I know you’re stressed, we’re all walking in uncharted territory right now. Schools shutting down left and right, or if your school is still open, very few students showing up each day. How do we help our kids? How do we help them not regress during this stressful time? How do we calm their nerves as well as our own? 

It’s hard to be in the situation we are all in. It’s hard not to see your student’s faces every day, and have to worry about if they have enough food or if their behavior will regress (again) once they are back. So many variables for so many different situations. 

Luckily, we’re all going through this together and there are resources out there for us! Our community is banding together and helping where we can. Here is a quick list of the fun things you can send home to your parents for your students to do during their time away from school. 

Mo Willems is doing lunch doodles every day with kids. His first episode was 22 minutes long, his most recent episode was 27 minutes long. They are at 1 pm Eastern Time every day on YouTube, or they can watch them whenever they like later. 

On Instagram, @macbarnett is doing a live read-aloud of his books every day at noon PST. 

Cincinnati Zoo is doing a live video on their Facebook page each weekday at 3 pm Eastern Time. They will be highlighting their favorite animals and sending kids off to do an activity from home. 

At nps.gov kids can download special interest books. 

Our local library here in Utah is live-streaming their storytime on Instagram live every weekday at 11 am MST and a boredom buster for kids at 4 pm. You can follow them at @provolibrary 

Utah’s Hogle Zoo is doing a Facebook and Instagram live every day at 11:30 am MST featuring their fun animals and educating them on each one. 

Search around on every social media platform and you are certain to find a variety of posts and live videos geared towards educating kids because everyone can see the need right now. Also, a simple post to help parents make it through as well.

Other resources you most likely know as a teacher, but maybe haven’t mentioned to parents yet: 

GoNoodle, Khan Academy, Newsela, National Geographic Kids, PBS kids, Starfall ABC app and Starfall.com, VOOKS, Virtual Field Trips,  and Lucid Charts. Also, remind students they can still collaborate with peers via Google Drive. 


Guys, we can do this. It’s going to be hard and uncomfortable for most, but we can band together amidst the chaos and confusion. 

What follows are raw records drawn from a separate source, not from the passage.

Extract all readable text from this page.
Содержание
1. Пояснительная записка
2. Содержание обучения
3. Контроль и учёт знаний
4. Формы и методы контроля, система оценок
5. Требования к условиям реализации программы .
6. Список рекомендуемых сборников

What other tips and resources do you have for parents and teachers? Let’s start a list together, we can go further with collaboration! 

Parent Resources For School Closures

With schools across the nation shutting down for COVID-19 social distancing purposes, parents are left at home, many overwhelmed by keeping up with student’s needs for learning. 

First, take a deep breath. There are resources and help out there for you, and I want to share my best tips with you as well. 

Whether you have a newborn or a college student moving home, these basic principals apply. 

TALK

Talk to your kids. Ask them their thoughts and feelings, tell them about your day and your thoughts and feelings. Comment on colors of objects or numbers around you. Have open, fun conversations. 

SING

Sing lullabies and I’m A Little Teapot, sing made up songs about washing hands, and throw a little Queen in there. Sing them songs. 

READ

Read picture books and chapter books. Read their favorite book and your favorite book. Read them magazines and online articles. It doesn’t matter what you’re reading, it just matters that you READ. 

WRITE

Write small journal entries about their day, write a book, write a sentence. Have them notice everyday life and write about it. Let them see the scientific method be put to use every day in the simple things like getting dressed or choosing a breakfast food, and write it down. Use a pencil, use a pen, use a computer, but all they need to do is put words together to make sentences. Or if they are younger, put pictures together to create a story! 

PLAY

Engage in real, genuine, play. Make pillow forts and cuddle on the couch. Just enjoy your time together and use your imagination. 


No need to overcomplicate an already stressful situation. Just take it day by day, do your best, and wash your hands. You’ve got this!